Et le noble qui régnait sur ce secteur avait été impliqué dans la tentative de trafic de monstres.

Ce scandale était une opération secrète de la famille Olor, avec l'approbation tacite et le soutien de l'empereur.

Un noble lié à la famille Olor.

'Le Beau Cygne.'

L'identité de ce chevalier errant dont Saura avait confessé l'existence, à demi hors d'elle.

Leonia serra les poings.

La petite bête, à la peau épaisse et fière de ses goûts tordus, tremblait de fureur.

Il était temps d'affronter la vérité qu'elle avait tenté d'ignorer.

« Ce bâtard de chevalier errant est... ! »

Ferio serra fermement sa main.

Même Ferio, le grand Ferio, ne parvint à peine à forcer ce nom à sortir sans avoir la nausée.

Et quand Leonia l'entendit, elle eut l'air de quelqu'un qu'on aurait forcé à avaler du poison.
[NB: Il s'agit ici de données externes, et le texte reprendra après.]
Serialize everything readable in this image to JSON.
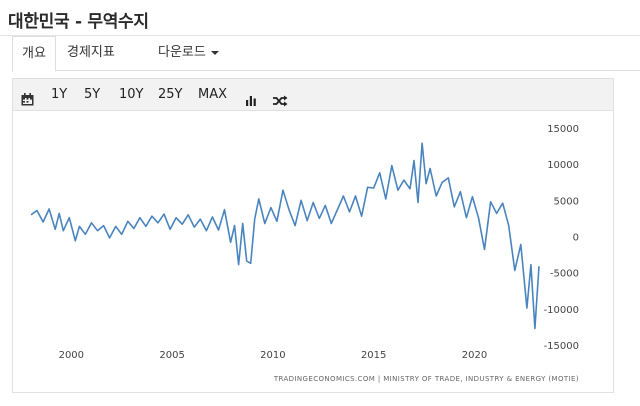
{
  "page": {
    "title": "대한민국 - 무역수지"
  },
  "tabs": [
    {
      "label": "개요",
      "active": true
    },
    {
      "label": "경제지표",
      "active": false
    },
    {
      "label": "다운로드",
      "active": false
    }
  ],
  "toolbar": {
    "calendar_icon": "calendar-icon",
    "ranges": [
      "1Y",
      "5Y",
      "10Y",
      "25Y",
      "MAX"
    ],
    "chart_type_icon": "bar-chart-icon",
    "compare_icon": "shuffle-icon"
  },
  "colors": {
    "line": "#4a84bf",
    "tick_label": "#444444",
    "source": "#666666"
  },
  "chart_data": {
    "type": "line",
    "title": "",
    "xlabel": "",
    "ylabel": "",
    "xlim": [
      1998.0,
      2023.4
    ],
    "ylim": [
      -15000,
      15000
    ],
    "x_ticks": [
      2000,
      2005,
      2010,
      2015,
      2020
    ],
    "y_ticks": [
      15000,
      10000,
      5000,
      0,
      -5000,
      -10000,
      -15000
    ],
    "y_tick_labels": [
      "15000",
      "10000",
      "5000",
      "0",
      "-5000",
      "-10000",
      "-15000"
    ],
    "grid": false,
    "legend": "none",
    "source": "TRADINGECONOMICS.COM | MINISTRY OF TRADE, INDUSTRY & ENERGY (MOTIE)",
    "series": [
      {
        "x": [
          1998.0,
          1998.3,
          1998.6,
          1998.9,
          1999.2,
          1999.4,
          1999.6,
          1999.9,
          2000.2,
          2000.4,
          2000.7,
          2001.0,
          2001.3,
          2001.6,
          2001.9,
          2002.2,
          2002.5,
          2002.8,
          2003.1,
          2003.4,
          2003.7,
          2004.0,
          2004.3,
          2004.6,
          2004.9,
          2005.2,
          2005.5,
          2005.8,
          2006.1,
          2006.4,
          2006.7,
          2007.0,
          2007.3,
          2007.6,
          2007.9,
          2008.1,
          2008.3,
          2008.5,
          2008.7,
          2008.9,
          2009.1,
          2009.3,
          2009.6,
          2009.9,
          2010.2,
          2010.5,
          2010.8,
          2011.1,
          2011.4,
          2011.7,
          2012.0,
          2012.3,
          2012.6,
          2012.9,
          2013.2,
          2013.5,
          2013.8,
          2014.1,
          2014.4,
          2014.7,
          2015.0,
          2015.3,
          2015.6,
          2015.9,
          2016.2,
          2016.5,
          2016.8,
          2017.0,
          2017.2,
          2017.4,
          2017.6,
          2017.8,
          2018.1,
          2018.4,
          2018.7,
          2019.0,
          2019.3,
          2019.6,
          2019.9,
          2020.2,
          2020.5,
          2020.8,
          2021.1,
          2021.4,
          2021.7,
          2022.0,
          2022.3,
          2022.6,
          2022.8,
          2023.0,
          2023.2
        ],
        "y": [
          3000,
          3600,
          2000,
          3800,
          1000,
          3200,
          800,
          2600,
          -600,
          1400,
          300,
          1900,
          800,
          1500,
          -200,
          1400,
          300,
          2100,
          1100,
          2600,
          1400,
          2800,
          1900,
          3100,
          1000,
          2600,
          1700,
          3000,
          1300,
          2400,
          800,
          2700,
          900,
          3700,
          -800,
          1500,
          -3900,
          1800,
          -3400,
          -3700,
          2400,
          5200,
          1800,
          4000,
          2100,
          6400,
          3700,
          1500,
          5000,
          2200,
          4700,
          2500,
          4300,
          1800,
          3700,
          5600,
          3400,
          5600,
          2800,
          6800,
          6700,
          8800,
          5200,
          9800,
          6400,
          7800,
          6600,
          10500,
          4700,
          12900,
          7300,
          9400,
          5600,
          7500,
          8100,
          4100,
          6200,
          2600,
          5500,
          2600,
          -1800,
          4800,
          3200,
          4600,
          1500,
          -4700,
          -1100,
          -9900,
          -3900,
          -12700,
          -4100
        ]
      }
    ]
  }
}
Elle eut la sensation de tomber droit en enfer.

'Cette ordure immonde.'

Au moment où elle entendit son nom, elle se souvint de tout ce que l'histoire originale disait de lui.

L'aîné de la famille Olor, frère de la favorite Usia.

Et une ordure tout aussi méprisable que l'empereur Subiteo lui-même.

Remus faisait des choses qui n'avaient pas leur place dans un roman tout public, les traitant comme des passe-temps.

La simple idée vous pourrissait la bouche.

Il était fiancé à Lota, la deuxième fille de la famille Erbanu.

'...Il a tué Varia.'

Il a assassiné l'héroïne.

En fait, Remus Olor était le véritable point de départ de la Varia de la Bête Noire originale. L'histoire commençait par lui tuant Varia.

L'expression de Leonia s'assombrit comme de la chair en décomposition.

« Si tu as besoin de vomir, vas-y. »

La main de Ferio caressa doucement le dos de Leonia, son visage montrant inhabituellement de l'émotion.

C'était douloureux de la voir forcée d'avaler une vérité aussi brutale.

« ...Je n'en ferai rien. »

Heureusement, Leonia parvint à retenir le coup.

En fait, elle se sentait bien plus calme que la veille, quand elle avait découvert ce que Saura était vraiment.

« Je savais déjà que mon vrai père était une ordure. »

Leonia maudissait son père biologique depuis le début.

Elle avait déjà compris que ce salaud avait probablement engrossé Regina avant de se barrer.

« Je pensais qu'il n'était qu'une ordure, mais c'est une ordure de première catégorie. C'est ça qui m'a achevée. »

Voilà où était le vrai problème.

« ...Ça me fout vraiment les boules ! »

Leonia donna un coup de pied dans le vide, pleine d'une rage authentique. Elle faillit basculer en arrière, mais Ferio la rattrapa par le bras.

« Qu'est-ce que j'ai bien pu faire pour mériter ça ?! »

Une fois qu'elle se fut mise à vider son sac, elle ne put plus s'arrêter.

Elle finit par rouler par terre, complètement vidée.

Puis elle poussa un cri qui ne voulait rien dire du tout.

Mais peu importe combien elle se débattait, l'horrible vérité en face d'elle ne s'enfuyait pas et ne disparaissait pas.

« Qu'est-ce que c'est que ça ?! Qu'est-ce que c'est que ça ?! »

L'injustice qu'elle ne parvenait pas à chasser finit par se transformer en larmes.

Leonia sanglota bruyamment.

Les larmes montèrent et roulèrent le long de ses joues rondes, tombant en grosses perles lourdes.

« J'ai sali le nom des Voreoti ! »

Elle s'effondra par terre, face contre le sol. Ses halètements saccagés et ses épaules tremblantes ne montraient aucun signe d'arrêt.

C'était un cri comme si elle avait perdu le monde entier.

Leonia ne s'était jamais beaucoup souciée des circonstances de sa naissance.

Mais quand elle avait appris qu'elle portait, elle aussi, le sang des Voreoti, elle avait éprouvé secrètement de la fierté.

Plus tard, elle en était venue à aimer la maison au point de se dire Voreoti.

Mais au moment où elle apprit que ce sang dégoûtant coulait dans ses veines, la peur la submergea.

Elle ne supporta plus de regarder Ferio.